To sum it up, the benefits of having this extra time in middle and high school are resume-building, potential scholarships, impressive college package, finding their calling, discovering what is meaningful to them, realizing the possibilities of how they can best contribute to the society, and most importantly, growing into wholesome members of the ummah. They are not just strong in academics, but they are also strong in soft skills, and really interesting people to boot!

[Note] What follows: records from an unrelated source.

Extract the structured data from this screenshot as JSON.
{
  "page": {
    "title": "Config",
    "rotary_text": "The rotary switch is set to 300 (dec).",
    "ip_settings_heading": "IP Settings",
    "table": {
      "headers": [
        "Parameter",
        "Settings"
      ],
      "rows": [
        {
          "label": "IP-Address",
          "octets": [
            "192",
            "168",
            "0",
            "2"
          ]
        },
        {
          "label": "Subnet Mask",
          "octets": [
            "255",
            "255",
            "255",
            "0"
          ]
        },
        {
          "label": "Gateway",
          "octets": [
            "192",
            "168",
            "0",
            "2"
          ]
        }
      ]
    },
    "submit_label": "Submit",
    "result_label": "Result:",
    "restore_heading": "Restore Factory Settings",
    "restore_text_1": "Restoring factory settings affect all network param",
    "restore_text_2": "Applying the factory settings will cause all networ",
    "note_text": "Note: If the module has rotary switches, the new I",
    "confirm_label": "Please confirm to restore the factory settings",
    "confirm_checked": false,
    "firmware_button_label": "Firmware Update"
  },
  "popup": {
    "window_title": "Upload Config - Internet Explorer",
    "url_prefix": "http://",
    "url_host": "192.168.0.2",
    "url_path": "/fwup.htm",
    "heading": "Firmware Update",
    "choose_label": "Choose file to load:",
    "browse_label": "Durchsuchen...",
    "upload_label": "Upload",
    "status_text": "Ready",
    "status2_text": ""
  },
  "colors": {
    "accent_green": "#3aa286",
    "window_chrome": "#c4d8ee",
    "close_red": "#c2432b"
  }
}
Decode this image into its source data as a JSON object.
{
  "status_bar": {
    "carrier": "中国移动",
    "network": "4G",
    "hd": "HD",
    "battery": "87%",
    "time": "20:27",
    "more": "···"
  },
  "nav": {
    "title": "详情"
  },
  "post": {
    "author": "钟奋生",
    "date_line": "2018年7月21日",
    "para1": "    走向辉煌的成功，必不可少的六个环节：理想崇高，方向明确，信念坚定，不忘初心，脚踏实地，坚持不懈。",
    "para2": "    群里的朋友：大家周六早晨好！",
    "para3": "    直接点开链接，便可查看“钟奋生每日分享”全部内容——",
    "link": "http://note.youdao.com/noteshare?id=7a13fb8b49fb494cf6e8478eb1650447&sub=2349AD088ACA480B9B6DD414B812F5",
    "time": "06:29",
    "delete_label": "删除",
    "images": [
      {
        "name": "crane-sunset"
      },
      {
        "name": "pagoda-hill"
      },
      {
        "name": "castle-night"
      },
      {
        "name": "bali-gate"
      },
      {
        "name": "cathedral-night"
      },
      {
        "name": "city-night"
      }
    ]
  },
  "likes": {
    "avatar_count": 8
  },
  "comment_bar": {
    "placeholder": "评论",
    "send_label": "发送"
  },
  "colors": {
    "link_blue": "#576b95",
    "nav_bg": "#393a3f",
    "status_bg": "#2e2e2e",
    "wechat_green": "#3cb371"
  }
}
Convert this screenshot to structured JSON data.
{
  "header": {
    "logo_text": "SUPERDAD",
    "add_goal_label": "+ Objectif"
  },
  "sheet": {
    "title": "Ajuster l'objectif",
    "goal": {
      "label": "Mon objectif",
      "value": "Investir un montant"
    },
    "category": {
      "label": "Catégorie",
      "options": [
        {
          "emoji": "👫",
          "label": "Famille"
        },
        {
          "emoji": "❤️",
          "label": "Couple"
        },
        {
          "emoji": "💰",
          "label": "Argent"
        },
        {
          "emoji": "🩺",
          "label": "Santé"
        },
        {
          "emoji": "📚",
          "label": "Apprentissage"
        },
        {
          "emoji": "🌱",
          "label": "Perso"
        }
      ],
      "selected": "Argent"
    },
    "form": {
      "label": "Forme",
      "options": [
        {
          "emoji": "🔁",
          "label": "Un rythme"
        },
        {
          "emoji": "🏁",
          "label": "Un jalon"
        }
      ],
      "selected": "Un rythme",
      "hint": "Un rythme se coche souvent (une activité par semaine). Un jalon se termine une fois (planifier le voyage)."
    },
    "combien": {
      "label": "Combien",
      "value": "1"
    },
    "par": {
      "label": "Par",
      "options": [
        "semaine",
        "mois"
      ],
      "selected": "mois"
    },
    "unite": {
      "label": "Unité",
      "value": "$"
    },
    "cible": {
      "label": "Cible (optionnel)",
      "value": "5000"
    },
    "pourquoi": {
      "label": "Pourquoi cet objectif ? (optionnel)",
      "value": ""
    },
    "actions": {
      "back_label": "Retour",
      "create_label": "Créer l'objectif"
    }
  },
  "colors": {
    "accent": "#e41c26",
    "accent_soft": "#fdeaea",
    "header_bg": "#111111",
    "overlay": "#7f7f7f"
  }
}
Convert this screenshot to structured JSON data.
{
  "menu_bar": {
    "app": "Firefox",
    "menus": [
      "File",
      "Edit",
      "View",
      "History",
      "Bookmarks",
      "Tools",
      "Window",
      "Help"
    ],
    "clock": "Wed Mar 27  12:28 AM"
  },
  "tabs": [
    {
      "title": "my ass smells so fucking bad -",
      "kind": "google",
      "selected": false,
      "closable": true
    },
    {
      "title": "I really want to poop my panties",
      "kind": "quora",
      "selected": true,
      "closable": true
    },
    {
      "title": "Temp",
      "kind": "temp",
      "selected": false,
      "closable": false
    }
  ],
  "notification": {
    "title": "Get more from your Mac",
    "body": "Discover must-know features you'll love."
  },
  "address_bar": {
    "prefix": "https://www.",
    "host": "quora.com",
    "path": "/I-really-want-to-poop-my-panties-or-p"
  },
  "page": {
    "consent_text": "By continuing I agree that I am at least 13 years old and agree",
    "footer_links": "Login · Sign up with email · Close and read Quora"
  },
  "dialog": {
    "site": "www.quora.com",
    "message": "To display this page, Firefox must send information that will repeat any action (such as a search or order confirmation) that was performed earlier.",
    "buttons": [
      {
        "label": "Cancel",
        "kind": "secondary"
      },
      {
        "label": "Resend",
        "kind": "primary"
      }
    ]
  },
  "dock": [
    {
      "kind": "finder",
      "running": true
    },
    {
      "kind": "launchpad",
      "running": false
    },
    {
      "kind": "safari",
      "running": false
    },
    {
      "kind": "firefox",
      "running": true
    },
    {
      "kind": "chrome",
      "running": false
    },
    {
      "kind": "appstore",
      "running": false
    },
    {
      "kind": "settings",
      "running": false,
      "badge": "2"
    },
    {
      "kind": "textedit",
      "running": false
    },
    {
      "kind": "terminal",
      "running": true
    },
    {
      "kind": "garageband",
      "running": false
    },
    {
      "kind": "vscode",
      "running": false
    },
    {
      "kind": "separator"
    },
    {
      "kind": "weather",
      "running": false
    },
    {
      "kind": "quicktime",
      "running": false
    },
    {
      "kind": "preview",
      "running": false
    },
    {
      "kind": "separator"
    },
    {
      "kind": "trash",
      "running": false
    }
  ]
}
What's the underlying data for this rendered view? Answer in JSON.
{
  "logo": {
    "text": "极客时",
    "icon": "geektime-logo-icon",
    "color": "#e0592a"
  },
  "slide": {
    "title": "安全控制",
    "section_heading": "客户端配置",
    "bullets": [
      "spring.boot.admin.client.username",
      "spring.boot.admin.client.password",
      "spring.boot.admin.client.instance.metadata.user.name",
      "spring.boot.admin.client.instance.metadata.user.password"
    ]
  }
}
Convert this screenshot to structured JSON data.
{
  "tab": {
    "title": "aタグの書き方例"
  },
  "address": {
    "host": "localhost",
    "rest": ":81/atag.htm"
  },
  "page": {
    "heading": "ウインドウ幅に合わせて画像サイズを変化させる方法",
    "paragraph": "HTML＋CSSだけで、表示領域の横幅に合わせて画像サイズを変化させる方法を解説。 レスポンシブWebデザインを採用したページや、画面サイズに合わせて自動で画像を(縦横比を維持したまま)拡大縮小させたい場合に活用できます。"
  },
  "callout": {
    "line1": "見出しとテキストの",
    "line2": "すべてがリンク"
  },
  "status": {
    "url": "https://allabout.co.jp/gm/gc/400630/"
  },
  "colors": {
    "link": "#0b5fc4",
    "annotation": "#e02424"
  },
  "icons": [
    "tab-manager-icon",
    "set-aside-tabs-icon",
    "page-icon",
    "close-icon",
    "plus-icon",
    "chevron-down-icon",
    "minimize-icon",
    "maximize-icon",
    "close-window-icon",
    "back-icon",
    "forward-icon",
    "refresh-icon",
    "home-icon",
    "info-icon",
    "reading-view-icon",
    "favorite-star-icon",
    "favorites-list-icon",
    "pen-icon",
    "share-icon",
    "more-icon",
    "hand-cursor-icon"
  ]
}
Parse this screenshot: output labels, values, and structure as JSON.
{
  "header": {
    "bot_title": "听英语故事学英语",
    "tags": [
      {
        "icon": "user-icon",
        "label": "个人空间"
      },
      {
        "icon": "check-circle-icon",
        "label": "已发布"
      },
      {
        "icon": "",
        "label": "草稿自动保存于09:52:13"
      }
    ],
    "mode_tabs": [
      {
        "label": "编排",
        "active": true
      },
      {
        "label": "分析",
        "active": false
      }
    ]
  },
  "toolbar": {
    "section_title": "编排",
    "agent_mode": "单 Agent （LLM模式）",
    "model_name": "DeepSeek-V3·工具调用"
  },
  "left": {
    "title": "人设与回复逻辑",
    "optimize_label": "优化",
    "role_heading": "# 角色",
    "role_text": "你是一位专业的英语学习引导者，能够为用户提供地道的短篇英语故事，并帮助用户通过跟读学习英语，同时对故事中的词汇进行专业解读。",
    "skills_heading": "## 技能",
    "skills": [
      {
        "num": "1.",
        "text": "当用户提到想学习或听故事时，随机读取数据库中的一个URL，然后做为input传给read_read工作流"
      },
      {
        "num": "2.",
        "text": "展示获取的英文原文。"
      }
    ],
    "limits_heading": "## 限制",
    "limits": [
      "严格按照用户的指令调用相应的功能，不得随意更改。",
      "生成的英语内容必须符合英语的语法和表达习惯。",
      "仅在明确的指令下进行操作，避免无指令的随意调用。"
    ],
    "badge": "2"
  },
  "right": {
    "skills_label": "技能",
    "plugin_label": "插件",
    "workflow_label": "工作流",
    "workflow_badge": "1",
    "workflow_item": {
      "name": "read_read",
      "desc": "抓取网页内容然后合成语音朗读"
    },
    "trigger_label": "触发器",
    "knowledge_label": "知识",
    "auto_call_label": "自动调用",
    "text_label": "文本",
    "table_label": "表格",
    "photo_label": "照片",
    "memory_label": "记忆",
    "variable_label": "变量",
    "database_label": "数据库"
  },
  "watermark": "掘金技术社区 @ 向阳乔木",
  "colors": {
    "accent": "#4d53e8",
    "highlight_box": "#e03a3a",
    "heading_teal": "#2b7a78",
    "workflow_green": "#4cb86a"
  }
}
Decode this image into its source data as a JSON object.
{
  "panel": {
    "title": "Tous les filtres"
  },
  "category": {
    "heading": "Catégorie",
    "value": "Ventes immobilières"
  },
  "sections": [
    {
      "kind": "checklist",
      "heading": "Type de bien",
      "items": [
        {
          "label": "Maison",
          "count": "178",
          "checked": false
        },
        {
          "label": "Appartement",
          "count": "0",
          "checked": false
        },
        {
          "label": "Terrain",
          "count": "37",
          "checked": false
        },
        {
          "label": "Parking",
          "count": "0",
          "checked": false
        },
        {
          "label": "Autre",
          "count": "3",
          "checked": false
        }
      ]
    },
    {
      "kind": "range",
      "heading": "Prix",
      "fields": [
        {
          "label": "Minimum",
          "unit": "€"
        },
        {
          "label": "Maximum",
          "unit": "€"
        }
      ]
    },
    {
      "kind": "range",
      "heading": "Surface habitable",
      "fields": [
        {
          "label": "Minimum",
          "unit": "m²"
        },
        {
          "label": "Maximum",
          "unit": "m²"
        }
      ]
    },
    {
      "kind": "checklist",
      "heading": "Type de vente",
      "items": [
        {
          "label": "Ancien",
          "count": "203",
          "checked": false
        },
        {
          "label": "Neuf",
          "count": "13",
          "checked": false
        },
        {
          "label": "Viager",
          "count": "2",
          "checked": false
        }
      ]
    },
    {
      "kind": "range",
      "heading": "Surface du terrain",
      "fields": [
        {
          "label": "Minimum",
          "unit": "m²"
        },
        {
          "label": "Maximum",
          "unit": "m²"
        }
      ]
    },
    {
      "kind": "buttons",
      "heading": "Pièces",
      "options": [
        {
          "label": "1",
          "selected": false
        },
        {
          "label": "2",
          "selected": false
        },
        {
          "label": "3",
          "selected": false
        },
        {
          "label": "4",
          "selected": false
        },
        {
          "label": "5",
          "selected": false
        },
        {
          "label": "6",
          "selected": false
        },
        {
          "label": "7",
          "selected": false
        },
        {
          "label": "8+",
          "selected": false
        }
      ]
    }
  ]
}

So, if you decide to ‘skip middle school’ and include it in your homeschool planning, do remember to document everything your child does from this point onward. This is particularly crucial because he or she might be doing high school level classes during middle school. Not only that, be sure to also document all the extra curricular activities no matter how insignificant you might consider them, for you never know, they might have a place on the official high school transcript, or the resume!

 

Juli Herman is a homeschooling mother of four children, two of which are now in college. While pursuing her BSc. in Computer Science, she had her first two children.  By the time she completed her final year, she was 100% certain of two things; stay home with her children, and rekindle her love of learning. As a bibliophile, Juli naturally instilled the love of reading to her children from a young age. Homeschooling became an obvious choice of education for her children as she read more about it. Through living a homeschooling lifestyle where love of learning is placed on a pedestal, she witnessed her children blossom into their respective areas of strength. Now that she has been homeschooling for over 19 years, she is glad she documented the journey on her homeschooling blog, which went through its own growth. Blogging has served as a great reminder of both the blessings and challenges of homeschooling to keep her going with the youngest child. Through it all, homeschooling has taught her a lot about the true meaning of tawakkul.